Le Congrès décidera de jeudi la validation du plan Moves III, doté de 1 735 millions d'euros d'ici 2025, paralysé depuis janvier après l'abrogation du décret Omnibus. Bien que le Conseil des ministres ait déjà réactivé le plan mardi et l'a publié dans la BOE, sa validité dépend désormais du vote parlementaire. L'initiative, qui sera appliquée rétroactivement à partir du 1er janvier et se déroulera jusqu'en décembre 2024, comprend une injection supplémentaire de 400 millions en ce qui concerne le projet initial.
À la suite de cette réactivation, l'Organisation des consommateurs et des utilisateurs (OCU) a alerté lundi que les prêts offerts par certains concessionnaires à acquérir une voiture électrique, qui peuvent atteindre des tarifs annuels équivalents (TAE) allant jusqu'à 15% et, dans de nombreux cas, inclure des clauses défavorables pour le consommateur.
Avec nom et nom de famille: “abusif” et brosser l'usure
L'association explique qu'avec l'impulsion attendue de la vente de véhicules grâce à la réactivation du plan Moves III et à son aide jusqu'à 7 000 euros (avec flatteur) pour acheter des voitures avec un étiquette écologique ou des émissions zéro, il est courant de constater que le concessionnaire offre des prêts avec des taux considérablement élevés.
Cet intérêt élevé peut être traduit, par exemple, à un coût supplémentaire de plus de 4 000 euros dans un prêt de 20 000 euros à cinq ans, contre un AB près de 5% qui peut être obtenu dans certaines propositions bancaires sans commission d'ouverture.
Parmi les exemples que l'OCU partage, le prêt en ligne BBVA pour les véhicules avec des émissions ECO ou zéro, qui est offerte à 4,91% APR pendant cinq ans pour les nouveaux clients qui dominent la masse salariale, passant à 5,33% pour d'autres modèles et 6,38% en cas de non-domiila.
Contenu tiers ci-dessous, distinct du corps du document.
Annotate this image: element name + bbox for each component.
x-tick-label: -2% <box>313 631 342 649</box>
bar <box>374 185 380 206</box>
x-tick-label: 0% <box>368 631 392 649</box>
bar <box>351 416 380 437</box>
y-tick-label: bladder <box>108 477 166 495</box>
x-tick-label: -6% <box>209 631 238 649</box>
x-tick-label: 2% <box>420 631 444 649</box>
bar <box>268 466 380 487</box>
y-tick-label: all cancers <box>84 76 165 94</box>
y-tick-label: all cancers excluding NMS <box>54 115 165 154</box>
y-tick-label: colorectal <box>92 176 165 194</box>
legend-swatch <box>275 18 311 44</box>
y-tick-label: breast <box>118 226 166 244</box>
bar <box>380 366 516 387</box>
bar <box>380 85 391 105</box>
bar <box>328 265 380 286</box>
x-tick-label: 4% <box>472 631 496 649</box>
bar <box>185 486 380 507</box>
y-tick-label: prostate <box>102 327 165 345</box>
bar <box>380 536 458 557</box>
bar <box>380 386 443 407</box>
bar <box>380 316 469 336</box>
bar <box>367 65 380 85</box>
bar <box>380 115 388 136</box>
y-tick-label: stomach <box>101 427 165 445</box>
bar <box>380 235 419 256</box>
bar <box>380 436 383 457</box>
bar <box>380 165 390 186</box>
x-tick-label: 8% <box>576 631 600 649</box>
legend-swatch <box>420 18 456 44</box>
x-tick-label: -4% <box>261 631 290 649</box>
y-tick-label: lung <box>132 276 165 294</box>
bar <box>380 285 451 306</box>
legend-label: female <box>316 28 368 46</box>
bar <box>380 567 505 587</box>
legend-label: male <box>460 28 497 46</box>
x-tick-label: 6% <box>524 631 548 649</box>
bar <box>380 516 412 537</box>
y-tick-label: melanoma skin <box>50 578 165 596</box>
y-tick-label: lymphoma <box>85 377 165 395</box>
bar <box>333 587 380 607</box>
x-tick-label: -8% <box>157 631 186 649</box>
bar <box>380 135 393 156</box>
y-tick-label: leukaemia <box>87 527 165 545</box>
Il mentionne également l'option d'Ibercaja, qui offre un prêt à 5,01% de TAE pour l'achat de véhicules Eco ou Zero Emissions, bien qu'il nécessite l'embauche du «Coustos Count», avec des conditions de paie de la paie, du paiement des reçus et un minimum d'achats par carte. D'un autre côté, Kutxabank offre un «prêt vert» avec un APR de cinq ans de 5,25% pour les voitures avec des étiquettes écologiques, également conditionnée au domicile de la masse salariale.

L'OCU décrit 15% de l'APR comme «l'usure et abusif», avertissant que certaines des conditions imposées par les concessionnaires peuvent être excessivement onéreuses. Parmi ces pratiques figurent l'obligation d'embaucher une assurance supplémentaire, les commissions d'ouverture élevées, l'exécution prévue du prêt avant un seul non-paiement, les réclamations fixes de postes de débiteur ou même les contrats écrits avec une lettre si petite qu'elle entrave sa compréhension.
Face à ces «mauvaises pratiques», l'association invite les utilisateurs à se joindre à leur campagne contre des clauses abusives dans les contrats de financement et à vérifier s'ils ont droit au retour de montants plus payés de plus ou d'une réduction du montant de leurs frais.
Dans le même ordre d'idées, l'OCU exhorte le ministère de la consommation à la transposition de la nouvelle directive 2023/2225 sur les contrats de crédit à la consommation, prévus en novembre, incluent des règles spécifiques pour les prêts pour l'achat de véhicules en concessionnaires.
Selon l'association, il est essentiel que la transparence de ces contrats soit garantie, de l'obligation de comparer le coût total du financement avec le paiement en espèces, au renforcement des mécanismes qui garantissent que le consommateur a des informations complètes et précises. En outre, l'imposition de sanctions administratives exemplaires est proposée en cas de détection de pratiques abusives, ainsi que de l'établissement de taux d'intérêt maximum pour ces prêts, une option qui comprend la directive.
Le plan Moves III
Le programme d'aide propose entre 7 000 et 9 000 euros pour l'achat de véhicules électriques, y compris l'option de choix dans des véhicules commerciaux allant jusqu'à 3 500 kilos. Pour les voitures, la subvention peut atteindre 4 500 euros, augmentant jusqu'à 7 000 euros dans le cas où une flatterie est choisie.
De plus, la déduction budgétaire de 15% sur le coût de l'acquisition de la fiche et de la batterie de carburant, ainsi que les points de recharge, établissant une limite maximale de déductible de 20 000 euros qui comprend le prix du véhicule avec les dépenses et les taxes associées, est prolongée pour un an.